There have been intersections between film and faith since
the very beginning of movies, and one of the latest developments is the
popularity of evangelical Christian movies on the big screen. In the last ten
years or so, films like Fireproof, Facing the Giants, God’s Not Dead, and
Courageous have transitioned from the home viewing market and select screenings
in churches to the local multiplex. Audiences are making evangelical cinema an
economically viable film genre in America.
Of course, critiquing any religiously-based film can be
tricky business because it’s never “just a movie.” Viewers often feel polarized
for reasons that go beyond the effectiveness of the cinematography, acting, or
writing of the film. The movies represent how they feel about evangelical
Christianity – for better or for worse, and sometimes the film itself gets lost
because criticism of the movie feels like criticism of the belief.
Last week, I screened Miracles
from Heaven, a film based on the true story of a 10 year old Texan girl
named Anna Beam. In the film, Anna is sudden stricken with a digestive
disorder. Her body can’t process anything she eats or drinks and so she goes
from being healthy and happy to being fed through tubes and being in constant
pain. Her family stands behind her and does everything possible to help, but her
condition is incurable and only gets worse. Devout Christians that they are,
her family prays for Anna to be healed but as things continue to worsen, her
mother, played by Jennifer Garner, loses her faith, leaves her church, and
becomes embittered toward God.
Then, on a visit home from the hospital, Anna, in an effort
to be normal, climbs her favorite old tree. Once up there, she falls into its
hollow center, dropping thirty feet, and is unconscious for hours until
rescuers can pull her out. They find that, not only does she have no injuries
to speak of, but she suddenly has no symptoms of her disorder whatsoever.

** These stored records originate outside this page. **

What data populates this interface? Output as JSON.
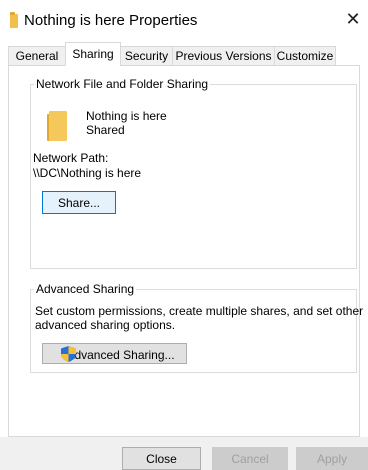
{
  "window": {
    "title": "Nothing is here Properties"
  },
  "tabs": [
    {
      "label": "General"
    },
    {
      "label": "Sharing"
    },
    {
      "label": "Security"
    },
    {
      "label": "Previous Versions"
    },
    {
      "label": "Customize"
    }
  ],
  "network_sharing": {
    "group_label": "Network File and Folder Sharing",
    "folder_name": "Nothing is here",
    "status": "Shared",
    "path_label": "Network Path:",
    "path_value": "\\\\DC\\Nothing is here",
    "share_button": "Share..."
  },
  "advanced_sharing": {
    "group_label": "Advanced Sharing",
    "description_line1": "Set custom permissions, create multiple shares, and set other",
    "description_line2": "advanced sharing options.",
    "button_label": "Advanced Sharing..."
  },
  "footer": {
    "close": "Close",
    "cancel": "Cancel",
    "apply": "Apply"
  },
  "colors": {
    "folder": "#f2c04a",
    "accent": "#0078d7"
  }
}
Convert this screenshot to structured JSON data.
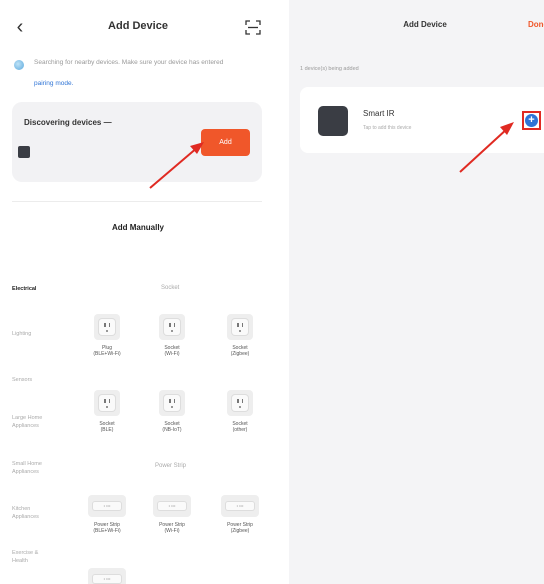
{
  "left": {
    "header": {
      "back_icon": "chevron-left-icon",
      "title": "Add Device",
      "scan_icon": "scan-icon"
    },
    "notice": {
      "text": "Searching for nearby devices. Make sure your device has entered",
      "link": "pairing mode."
    },
    "discovering": {
      "title": "Discovering devices —",
      "add_label": "Add"
    },
    "manual_title": "Add Manually",
    "categories": [
      {
        "label": "Electrical",
        "active": true
      },
      {
        "label": "Lighting",
        "active": false
      },
      {
        "label": "Sensors",
        "active": false
      },
      {
        "label": "Large Home Appliances",
        "active": false
      },
      {
        "label": "Small Home Appliances",
        "active": false
      },
      {
        "label": "Kitchen Appliances",
        "active": false
      },
      {
        "label": "Exercise & Health",
        "active": false
      }
    ],
    "sections": [
      {
        "title": "Socket"
      },
      {
        "title": "Power Strip"
      }
    ],
    "sockets": [
      {
        "label": "Plug",
        "sub": "(BLE+Wi-Fi)"
      },
      {
        "label": "Socket",
        "sub": "(Wi-Fi)"
      },
      {
        "label": "Socket",
        "sub": "(Zigbee)"
      },
      {
        "label": "Socket",
        "sub": "(BLE)"
      },
      {
        "label": "Socket",
        "sub": "(NB-IoT)"
      },
      {
        "label": "Socket",
        "sub": "(other)"
      }
    ],
    "strips": [
      {
        "label": "Power Strip",
        "sub": "(BLE+Wi-Fi)"
      },
      {
        "label": "Power Strip",
        "sub": "(Wi-Fi)"
      },
      {
        "label": "Power Strip",
        "sub": "(Zigbee)"
      }
    ]
  },
  "right": {
    "title": "Add Device",
    "done_label": "Done",
    "added_count": "1 device(s) being added",
    "device": {
      "name": "Smart IR",
      "sub": "Tap to add this device",
      "add_icon": "plus-circle-icon"
    }
  },
  "colors": {
    "accent": "#f0572a",
    "link": "#2f74d6",
    "annotation": "#e02a22",
    "device": "#3a3d44"
  }
}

Later, Anna confides that while unconscious in the tree, her spirit left her
body and went to Heaven where she met God and he told her that she would be
healed upon her return. The film ends with footage of the real healthy and
normal Anna and her family, even showing Anna visiting the very tree she fell
into six years ago.
Miracles from Heaven
is like going to church and the movies at the same time. For some viewers,
that’s the perfect combination, but for me, I couldn’t make the leap of faith
between seeing it and actually enjoying it.